Girls – find yourselves a role model
Everyone is talking about the need for more women in STEM — engineers, founders, top executives. Different actions can and should be taken by our education system, government, corporates and even media companies who can move the needle.
When asking a 15 years old girl who likes to code to describe her role model, she would probably throw names like Mark Zuckerberg, Steve Jobs or Bill Gates — most likely a man’s name.
And here’s the problem — women don’t have enough role models in tech.
Personally, I always looked for those inspiring women who I could aspire to become. I remember when my mom gave me Rosalind Franklin’s biography, who was instrumental in the discovery of the genetic structure of the DNA. A few years later I studied at the same place where she conducted her experiments at Cambridge. Sheryl Sandberg is another one of those women whose talks and best-selling book have become an inspiration for women of my generation.
I was also lucky enough to personally meet less famous but nonetheless inspiring women along the way. From my mother who was a scientist researcher and a full time mom, to my bright, motivated women classmates from childhood to university, and the colleagues and managers with one specifically who accepted me to my first big job and showed me how passion, diligence and hard work can take me to places far beyond my imagination.
As a founder, I’ve urged myself to find female mentors, who have been through this journey and can guide me through this rollercoaster.
I attended women meetups and was actively looking for a female mentor. Luckily, that was a smooth process that allowed me to meet women who’ve made it — I call them the real angels. They are in most cases much more valuable — money comes and goes (mostly goes) but they will stay with you.
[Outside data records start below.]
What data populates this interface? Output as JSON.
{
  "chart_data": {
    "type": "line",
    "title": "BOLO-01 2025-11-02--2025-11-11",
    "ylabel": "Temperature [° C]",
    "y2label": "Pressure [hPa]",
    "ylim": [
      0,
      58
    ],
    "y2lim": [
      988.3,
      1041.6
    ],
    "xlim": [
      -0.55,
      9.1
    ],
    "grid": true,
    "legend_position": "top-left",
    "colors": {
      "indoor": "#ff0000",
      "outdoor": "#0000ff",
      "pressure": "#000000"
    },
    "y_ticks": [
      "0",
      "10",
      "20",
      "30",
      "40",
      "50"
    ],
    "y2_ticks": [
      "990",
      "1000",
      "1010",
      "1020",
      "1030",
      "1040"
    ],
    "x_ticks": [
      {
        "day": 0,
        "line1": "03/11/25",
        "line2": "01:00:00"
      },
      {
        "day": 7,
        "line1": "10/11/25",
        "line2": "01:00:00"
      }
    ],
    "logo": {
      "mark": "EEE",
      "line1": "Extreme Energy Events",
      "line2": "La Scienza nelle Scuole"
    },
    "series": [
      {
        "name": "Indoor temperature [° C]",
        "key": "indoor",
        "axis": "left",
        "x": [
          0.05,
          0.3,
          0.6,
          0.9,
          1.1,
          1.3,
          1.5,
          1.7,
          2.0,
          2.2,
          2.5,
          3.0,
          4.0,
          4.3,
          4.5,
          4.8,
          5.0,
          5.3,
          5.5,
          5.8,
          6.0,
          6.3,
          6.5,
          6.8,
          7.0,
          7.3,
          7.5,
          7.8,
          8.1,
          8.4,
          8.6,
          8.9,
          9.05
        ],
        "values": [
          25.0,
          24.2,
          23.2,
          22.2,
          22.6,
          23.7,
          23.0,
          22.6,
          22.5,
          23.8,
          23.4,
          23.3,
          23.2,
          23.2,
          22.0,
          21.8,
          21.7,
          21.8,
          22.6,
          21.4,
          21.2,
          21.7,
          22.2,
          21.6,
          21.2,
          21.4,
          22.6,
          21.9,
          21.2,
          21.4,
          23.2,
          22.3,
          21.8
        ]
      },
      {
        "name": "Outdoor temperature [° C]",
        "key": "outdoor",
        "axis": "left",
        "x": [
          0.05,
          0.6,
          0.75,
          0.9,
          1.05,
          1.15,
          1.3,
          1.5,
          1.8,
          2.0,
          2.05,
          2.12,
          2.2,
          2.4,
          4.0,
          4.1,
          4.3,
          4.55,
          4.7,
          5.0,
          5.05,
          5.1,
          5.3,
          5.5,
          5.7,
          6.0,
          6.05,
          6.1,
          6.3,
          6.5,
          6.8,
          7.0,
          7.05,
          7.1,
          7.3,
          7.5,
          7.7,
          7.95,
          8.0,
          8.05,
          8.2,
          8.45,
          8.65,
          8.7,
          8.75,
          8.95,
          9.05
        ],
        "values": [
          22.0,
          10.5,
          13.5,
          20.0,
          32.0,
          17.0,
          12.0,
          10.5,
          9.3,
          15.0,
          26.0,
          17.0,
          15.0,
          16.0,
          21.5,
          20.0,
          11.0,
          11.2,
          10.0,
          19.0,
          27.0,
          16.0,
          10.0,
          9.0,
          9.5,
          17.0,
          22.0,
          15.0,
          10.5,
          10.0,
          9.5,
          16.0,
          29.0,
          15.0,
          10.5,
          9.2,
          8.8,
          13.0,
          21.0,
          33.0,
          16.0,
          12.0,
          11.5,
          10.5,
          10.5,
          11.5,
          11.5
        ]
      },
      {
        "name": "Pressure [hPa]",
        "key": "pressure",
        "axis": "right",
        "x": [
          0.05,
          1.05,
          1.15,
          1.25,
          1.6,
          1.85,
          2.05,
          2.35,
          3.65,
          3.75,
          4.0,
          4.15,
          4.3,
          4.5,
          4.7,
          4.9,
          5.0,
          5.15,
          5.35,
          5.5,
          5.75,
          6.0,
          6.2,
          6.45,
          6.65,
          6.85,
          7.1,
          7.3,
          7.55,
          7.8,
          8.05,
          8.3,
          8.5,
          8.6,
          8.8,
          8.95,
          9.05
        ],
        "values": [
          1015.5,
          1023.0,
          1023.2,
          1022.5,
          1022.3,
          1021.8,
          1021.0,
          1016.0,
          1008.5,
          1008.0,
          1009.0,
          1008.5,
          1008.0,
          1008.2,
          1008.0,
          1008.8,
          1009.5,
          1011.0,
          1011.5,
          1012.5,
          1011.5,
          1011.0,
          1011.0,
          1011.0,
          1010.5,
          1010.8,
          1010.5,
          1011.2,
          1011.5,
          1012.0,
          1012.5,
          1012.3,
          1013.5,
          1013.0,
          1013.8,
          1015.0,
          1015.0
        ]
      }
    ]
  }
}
People (both men and women) need to see more women succeeding at what they do in order for girls to dream big. As a tech woman and entrepreneur, I encounter so many of these successful women who are still under the radar.
I wish more women would find themselves a role model. One that speaks up and shares her journey, that talks about the hurdles, the success and most importantly one that inspires you, that had done things that right now seem unreachable.
There’s no doubt that as a society we have a lot to do to change this reality and create more Sheryls, Rosalinds and Marissas, but I urge all women who dare to dream, find those women who made this dream a reality, and take them with you to guide you through this exciting path.